In perhaps the most crucial moment of the Orioles’ season, there was Jacob Webb, a 30-year-old journeyman, having been plucked off waivers a mere two months earlier, pitching to Mitch Garver with the bases loaded.
In Game 2 of the American League Division Series, there was Webb, appearing in his second consecutive playoff game, surrendering a grand slam to the Rangers’ designated hitter.
Webb had performed well for Baltimore in August and September, registering a 3.27 ERA and earning the trust of manager Brandon Hyde. But the fact that the right-hander was being called upon in high-leverage situations in multiple postseason games spoke to the haggardness of the Orioles’ bullpen by that time.
Webb’s innings were supposed to go to Dillon Tate or Mychal Givens, the veterans who suffered injuries and tossed a combined four innings during the regular season. Or Shintaro Fujinami, the trade-deadline acquisition who couldn’t prove consistent enough to earn a spot on the ALDS roster. Or, if All-Star closer Félix Bautista were healthy, maybe Tyler Wells or Yennier Cano could have been used in those spots.
But the bullpen was beaten down and the Rangers took advantage.
It wasn’t just the Orioles’ beleaguered ’pen that ended the team’s October run before it began. But it did little to pick up a struggling rotation and inconsistent offense when it mattered most, and it developed into a major offseason need for Mike Elias & Co.
Baltimore’s executive vice president and general manager has made a habit of turning other teams’ discarded arms into late-inning weapons, such as Cionel Pérez and Danny Coulombe. But it was clear Elias’ alchemical experiments wouldn’t be enough this winter – he needed to add a proven reliever.
In comes nine-time All-Star Craig Kimbrel, whom Elias anointed as the O’s closer for 2024 after signing him to a one-year, $12 million deal that contains a $13 million team option for 2025 and a $1 million buyout. Kimbrel certainly has the experience. His 417 career saves rank eighth in baseball history. With Bautista expected to miss the entire season, the ninth inning will belong to Kimbrel.
As for the eighth, Cano is the most logical fit. The righty posted a 1.83 ERA in that inning in 2023 as Bautista’s outstanding setup man.
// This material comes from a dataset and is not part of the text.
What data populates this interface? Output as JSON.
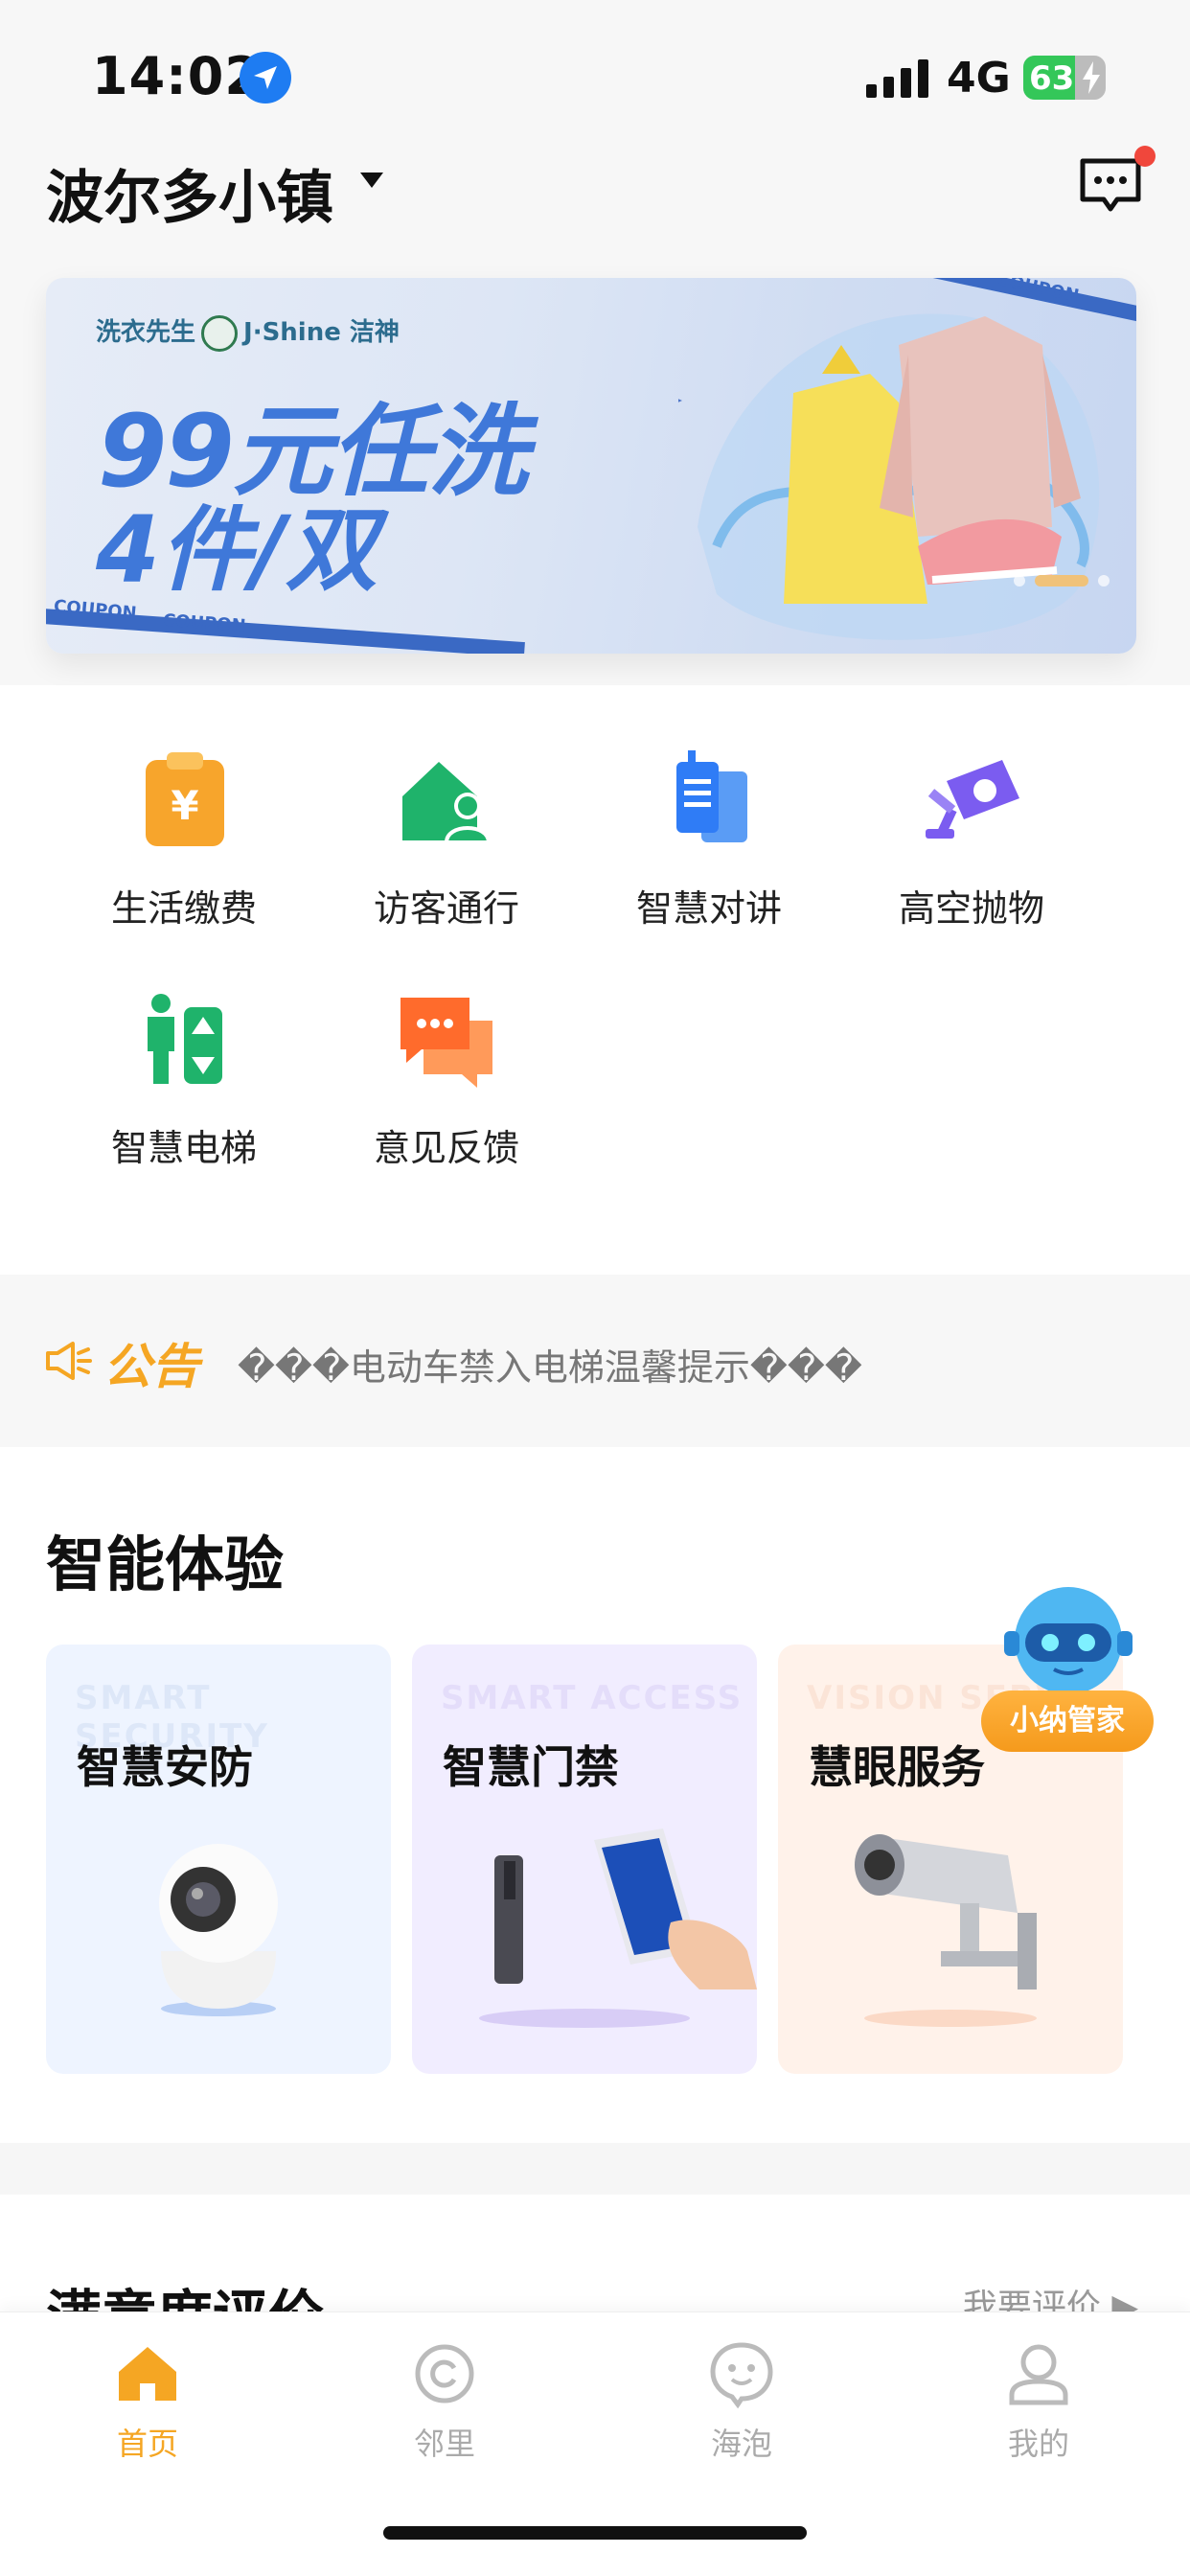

Coulombe became Hyde’s most trusted lefty, putting up a 2.81 ERA and appearing in two of the Orioles’ three postseason games. Another southpaw, Pérez, regressed after a breakout 2022 campaign, but the 27-year-old is likely still entrenched on the roster.
Some of Pérez’s opportunities could go to prospect DL Hall, who, after regaining his velocity in Sarasota, Florida, returned to the big leagues in August and flourished as a reliever, owning a 2.76 ERA in 17 games in the second half. The O’s may be tempted to give him one more shot at the rotation, but his live arm has shown to be a weapon late in games.
Wells will be another candidate for the rotation. But the righty ran out of gas in July and, when he came back to Baltimore in September, he tossed five hitless, scoreless innings out of the bullpen, showing his versatility. If the Orioles acquire another starter in the next two months, Wells could get bumped back to the ’pen.
That leaves two open spots. Should he arrive at spring training healthy, Tate can be penciled in for one of those. As for the other, Webb, Mike Baumann, Bryan Baker, Keegan Akin and Nick Vespi are in-house options with varying degrees of experience.
On paper, a bullpen of Kimbrel, Cano, Coulombe, Pérez, Hall, Wells, Tate and Webb would figure to be a solid group, featuring an all-time great closer, a 2023 All-Star, a pair of reliable lefties, a flashy young prospect and three proven big leaguers. But injuries will take their toll, and at least one from that list will fail to live up to expectations in 2024. Elias will have another chance to improve the bullpen at the trade deadline, and he’d be wise to aim higher than he did with the addition of Fujinami in 2023.
Although the signing of Kimbrel takes the O’s out of the market for closer Josh Hader, it doesn’t preclude another addition, and several intriguing veterans — Hector Neris, Robert Stephenson, Wandy Peralta — would make sense in Baltimore. A trade could also materialize, and Elias has the prospects to get a deal done for almost any player in baseball.
The Orioles’ 2024 bullpen is beginning to take shape. But the work isn’t finished.